唐沢:とにかく自由にやっている感じがいいんじゃないかな。というのも、この作品ってなんの事件を解決したのか何一つ覚えてない人が多いと思うんだけど、演じてる俺も窪田も最後のアクションシーンをやってる頃には、よくわからなくなることがあるくらいだからね(笑)。だから、逆にあんまり作り込まない方がいい役だなと感じてるよ。

──映画版での見どころは?

唐沢:不死身の京極もさすがにパワーが落ちてくるんだけど、それをみんな周りの人たちがどうやって助けていくかというところだね。なかなかいい話で、珍しくちょっと泣ける感じも出てるし、連ドラにはなかったような展開もあると思うよ。

──毎回アクションもすごいですが、体づくりなどもされましたか?

唐沢:俺の場合は、16歳からからスタントマンみたいなことをやっているから、特に体づくりはしなくても、本当はもっと色んなこともやれちゃうくらい。20〜30メートルくらいなら、ワイヤーがあればどこまでも飛んでいけちゃうしね(笑)。

チャレンジしたいことがまだまだある
『ラストコップ THE MOVIE』
(C)2017映画「ラストコップ」製作委員会

──コンビを組んでいる窪田さんの印象は?

唐沢:彼は普段はすごく人見知りで、あんまり人と話せないタイプなんだけど、ドラマになるとはっちゃけてて、そういうはっきりしたところがいいなと思うところ。俺みたいにどこいっても同じって感じじゃないからさ(笑)。

──いまやおふたりの息もぴったりだと思いますが、相棒としての相性はどうですか?

唐沢:俺があんまり台本通りにやらないから、最初は窪田の方が結構戸惑ってたんじゃないかな。でも、彼もそういう風にだんだん自由にやるようになって、「基本の部分は絶対に壊さないけど、ここまではいいんだ」という感じになってからは、面白くなってきたし、それは他の現場でも活きてくることだと思っているよ。

『ラストコップ THE MOVIE』
(C)2017映画「ラストコップ」製作委員会

 ただ、「演出家や脚本を無視して好き勝手やれ」ということではなくて、コメディでもシリアスなときでもアドリブというのはいい側面があって、そういうことが役に命を吹き込んで、本当の意味で役を膨らませることもあるから。

──これまで、コメディからシリアスまで幅広いジャンルにご出演されていますが、作品選びで意識していることは?

唐沢:自分の事務所のスタッフに「もし俺がこの役をやったら見たいと思う?」とか聞いたりして、見たいというなら、じゃあやってみようと決まることが多いね。

──今後やりたい役はありますか?

唐沢:いままで結構色んなことをやってきたけど、チャレンジしたいことはまだまだあるから、いずれ結果として出せるときがくるんじゃないかな。

(text:志村昌美/photo:中村好伸)
(スタイリスト:勝見宜人〈Koa Hole inc, 〉/ヘアメイク:池田慎二〈mod’s hair〉)

唐沢寿明
唐沢寿明
からさわ・としあき

1963年6月3日生まれ、東京都出身。

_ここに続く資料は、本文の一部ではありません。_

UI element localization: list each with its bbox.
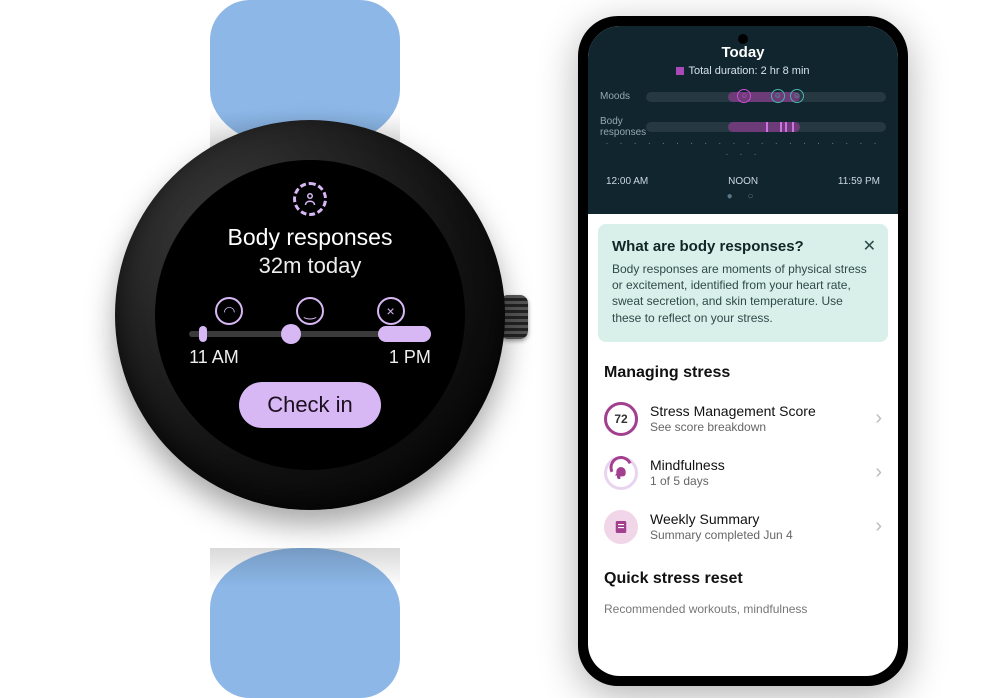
stress-score-item[interactable]: 72 Stress Management Score See score bre…: [604, 392, 882, 446]
mood-happy-icon: ◠: [215, 297, 243, 325]
quick-sub: Recommended workouts, mindfulness: [588, 602, 898, 616]
item-sub: 1 of 5 days: [650, 474, 863, 488]
watch-face: Body responses 32m today ◠ ‿ × 11 AM 1 P…: [155, 160, 465, 470]
tl-right: 11:59 PM: [838, 176, 880, 187]
mood-pink-icon: ☺: [737, 89, 751, 103]
watch-subtitle: 32m today: [155, 253, 465, 279]
watch-bezel: Body responses 32m today ◠ ‿ × 11 AM 1 P…: [115, 120, 505, 510]
watch-band-bottom: [210, 548, 400, 698]
quick-reset-section: Quick stress reset: [588, 558, 898, 602]
smartwatch: Body responses 32m today ◠ ‿ × 11 AM 1 P…: [60, 0, 520, 698]
today-header: Today Total duration: 2 hr 8 min Moods ☺…: [588, 26, 898, 214]
close-icon[interactable]: ✕: [863, 236, 876, 256]
body-response-icon: [293, 182, 327, 216]
item-title: Stress Management Score: [650, 403, 863, 419]
track-times: 11 AM 1 PM: [189, 347, 431, 368]
mood-teal2-icon: ☺: [790, 89, 804, 103]
weekly-summary-item[interactable]: Weekly Summary Summary completed Jun 4 ›: [604, 500, 882, 554]
section-heading: Quick stress reset: [604, 570, 882, 588]
body-label: Body responses: [600, 116, 646, 138]
mood-neutral-icon: ‿: [296, 297, 324, 325]
card-title: What are body responses?: [612, 238, 874, 255]
weekly-summary-icon: [604, 510, 638, 544]
check-in-button[interactable]: Check in: [239, 382, 381, 428]
section-heading: Managing stress: [604, 364, 882, 382]
chevron-right-icon: ›: [875, 515, 882, 538]
page-indicator: ● ○: [600, 191, 886, 202]
moods-row: Moods ☺ ☺ ☺: [600, 91, 886, 102]
info-card: ✕ What are body responses? Body response…: [598, 224, 888, 342]
mood-row: ◠ ‿ ×: [189, 297, 431, 325]
item-sub: See score breakdown: [650, 420, 863, 434]
timeline-labels: 12:00 AM NOON 11:59 PM: [606, 176, 880, 187]
mood-teal-icon: ☺: [771, 89, 785, 103]
chevron-right-icon: ›: [875, 461, 882, 484]
moods-label: Moods: [600, 91, 646, 102]
card-body: Body responses are moments of physical s…: [612, 261, 874, 326]
body-row: Body responses: [600, 116, 886, 138]
score-ring-icon: 72: [604, 402, 638, 436]
moods-bar: ☺ ☺ ☺: [646, 92, 886, 102]
time-right: 1 PM: [389, 347, 431, 368]
time-left: 11 AM: [189, 347, 239, 368]
duration-legend: Total duration: 2 hr 8 min: [600, 65, 886, 77]
front-camera: [738, 34, 748, 44]
mindfulness-icon: [604, 456, 638, 490]
watch-title: Body responses: [155, 224, 465, 251]
smartphone: Today Total duration: 2 hr 8 min Moods ☺…: [578, 16, 908, 686]
item-title: Weekly Summary: [650, 511, 863, 527]
response-track: [189, 331, 431, 337]
legend-swatch: [676, 67, 684, 75]
body-bar: [646, 122, 886, 132]
tl-mid: NOON: [728, 176, 758, 187]
page-title: Today: [600, 44, 886, 61]
phone-screen: Today Total duration: 2 hr 8 min Moods ☺…: [588, 26, 898, 676]
item-title: Mindfulness: [650, 457, 863, 473]
tl-left: 12:00 AM: [606, 176, 648, 187]
mindfulness-item[interactable]: Mindfulness 1 of 5 days ›: [604, 446, 882, 500]
mood-stressed-icon: ×: [377, 297, 405, 325]
chevron-right-icon: ›: [875, 407, 882, 430]
timeline-dots: · · · · · · · · · · · · · · · · · · · · …: [600, 138, 886, 160]
managing-stress-section: Managing stress 72 Stress Management Sco…: [588, 352, 898, 558]
item-sub: Summary completed Jun 4: [650, 528, 863, 542]
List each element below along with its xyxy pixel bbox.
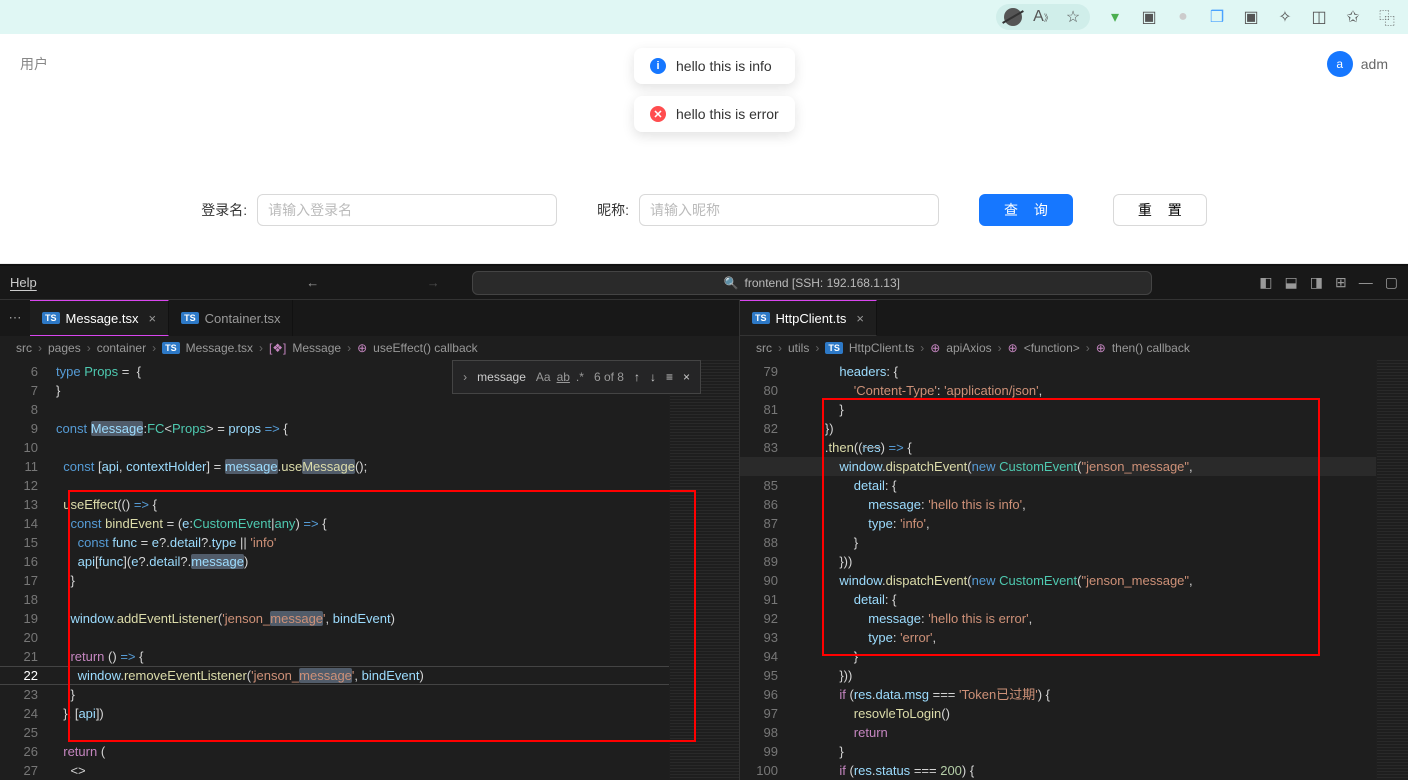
minimap[interactable] — [1376, 360, 1408, 780]
browser-chrome: A》 ☆ ▾ ▣ ● ❒ ▣ ✧ ◫ ✩ ⿻ — [0, 0, 1408, 34]
vscode-window: Help ← → 🔍 frontend [SSH: 192.168.1.13] … — [0, 264, 1408, 780]
error-icon: ✕ — [650, 106, 666, 122]
nav-fwd-icon[interactable]: → — [427, 275, 440, 290]
next-match-icon[interactable]: ↓ — [650, 370, 656, 384]
code-left[interactable]: type Props = { } const Message:FC<Props>… — [50, 360, 669, 780]
editor-left[interactable]: 6789101112131415161718192021222324252627… — [0, 360, 739, 780]
search-icon: 🔍 — [724, 276, 739, 290]
circle-icon[interactable]: ● — [1174, 8, 1192, 26]
editor-pane-left: ⋯ TS Message.tsx × TS Container.tsx src› pa… — [0, 300, 740, 780]
layout-right-icon[interactable]: ◨ — [1310, 274, 1323, 291]
nick-label: 昵称: — [597, 200, 629, 220]
info-icon: i — [650, 58, 666, 74]
tab-label: Container.tsx — [205, 311, 281, 326]
close-icon[interactable]: × — [856, 311, 864, 326]
match-case-icon[interactable]: Aa — [536, 370, 551, 384]
close-icon[interactable]: × — [683, 370, 690, 384]
minimize-icon[interactable]: — — [1359, 274, 1373, 291]
whole-word-icon[interactable]: ab — [557, 370, 570, 384]
prev-match-icon[interactable]: ↑ — [634, 370, 640, 384]
tab-httpclient[interactable]: TS HttpClient.ts × — [740, 300, 877, 336]
find-in-selection-icon[interactable]: ≡ — [666, 370, 673, 384]
code-right[interactable]: headers: { 'Content-Type': 'application/… — [790, 360, 1376, 780]
chevron-right-icon[interactable]: › — [463, 370, 467, 384]
breadcrumb-left[interactable]: src› pages› container› TSMessage.tsx› [❖… — [0, 336, 739, 360]
cube-icon[interactable]: ❒ — [1208, 8, 1226, 26]
nav-back-icon[interactable]: ← — [306, 275, 319, 290]
maximize-icon[interactable]: ▢ — [1385, 274, 1398, 291]
ts-icon: TS — [752, 312, 770, 324]
chrome-toolbar-pill: A》 ☆ — [996, 4, 1090, 30]
workspace-title: frontend [SSH: 192.168.1.13] — [745, 276, 900, 290]
layout-left-icon[interactable]: ◧ — [1259, 274, 1272, 291]
find-input[interactable]: message — [477, 370, 526, 384]
toast-info: i hello this is info — [634, 48, 795, 84]
extensions-icon[interactable]: ✧ — [1276, 8, 1294, 26]
tab-message[interactable]: TS Message.tsx × — [30, 300, 169, 336]
login-label: 登录名: — [201, 200, 247, 220]
layout-bottom-icon[interactable]: ⬓ — [1285, 274, 1298, 291]
tabs-right: TS HttpClient.ts × — [740, 300, 1408, 336]
page-title: 用户 — [20, 54, 48, 74]
minimap[interactable] — [669, 360, 739, 780]
toast-error: ✕ hello this is error — [634, 96, 795, 132]
collections-icon[interactable]: ✩ — [1344, 8, 1362, 26]
ts-icon: TS — [825, 342, 843, 354]
ts-icon: TS — [42, 312, 60, 324]
square-icon[interactable]: ▣ — [1242, 8, 1260, 26]
shield-icon[interactable]: ▾ — [1106, 8, 1124, 26]
menu-help[interactable]: Help — [10, 275, 37, 290]
split-icon[interactable]: ◫ — [1310, 8, 1328, 26]
close-icon[interactable]: × — [149, 311, 157, 326]
nick-field: 昵称: — [597, 194, 939, 226]
more-icon[interactable]: ⋯ — [0, 300, 30, 336]
reset-button[interactable]: 重 置 — [1113, 194, 1207, 226]
editor-pane-right: TS HttpClient.ts × src› utils› TSHttpClien… — [740, 300, 1408, 780]
command-center[interactable]: 🔍 frontend [SSH: 192.168.1.13] — [472, 271, 1152, 295]
nick-input[interactable] — [639, 194, 939, 226]
mask-icon[interactable]: ▣ — [1140, 8, 1158, 26]
ts-icon: TS — [181, 312, 199, 324]
read-aloud-icon[interactable]: A》 — [1034, 8, 1052, 26]
ts-icon: TS — [162, 342, 180, 354]
copy-icon[interactable]: ⿻ — [1378, 8, 1396, 26]
tabs-left: ⋯ TS Message.tsx × TS Container.tsx — [0, 300, 739, 336]
toast-text: hello this is info — [676, 58, 772, 74]
breadcrumb-right[interactable]: src› utils› TSHttpClient.ts› ⊕apiAxios› … — [740, 336, 1408, 360]
query-button[interactable]: 查 询 — [979, 194, 1073, 226]
user-label: adm — [1361, 56, 1388, 72]
toast-stack: i hello this is info ✕ hello this is error — [634, 48, 795, 132]
tab-label: HttpClient.ts — [776, 311, 847, 326]
avatar[interactable]: a — [1327, 51, 1353, 77]
login-field: 登录名: — [201, 194, 557, 226]
find-count: 6 of 8 — [594, 370, 624, 384]
vscode-titlebar: Help ← → 🔍 frontend [SSH: 192.168.1.13] … — [0, 266, 1408, 300]
tab-container[interactable]: TS Container.tsx — [169, 300, 293, 336]
toast-text: hello this is error — [676, 106, 779, 122]
tracking-off-icon[interactable] — [1004, 8, 1022, 26]
login-input[interactable] — [257, 194, 557, 226]
editor-right[interactable]: 7980818283848586878889909192939495969798… — [740, 360, 1408, 780]
regex-icon[interactable]: .* — [576, 370, 584, 384]
gutter-right: 7980818283848586878889909192939495969798… — [740, 360, 790, 780]
tab-label: Message.tsx — [66, 311, 139, 326]
favorite-icon[interactable]: ☆ — [1064, 8, 1082, 26]
gutter-left: 6789101112131415161718192021222324252627 — [0, 360, 50, 780]
layout-custom-icon[interactable]: ⊞ — [1335, 274, 1347, 291]
find-widget[interactable]: › message Aaab .* 6 of 8 ↑ ↓ ≡ × — [452, 360, 701, 394]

87年に舞台「ボーイズレビュー・ステイゴールド」でデビュー。その後、NHK大河ドラマ『利家とまつ〜加賀百万石物語〜』(02年) や『白い巨塔』(03年、04年)、蜷川幸雄演出の「マクベス」(01年、02年)など、ドラマや舞台で活躍し、話題作には欠かせない存在となる。また、映画においても、森田芳光監督の『おいしい結婚』(91年)でスクリーンデビュー後、『ラヂオの時間』(97年)や『CASSHERN』(04年)、『20世紀少年』シリーズ(08年、09年)などに出演し、幅広い層からの人気を得ている。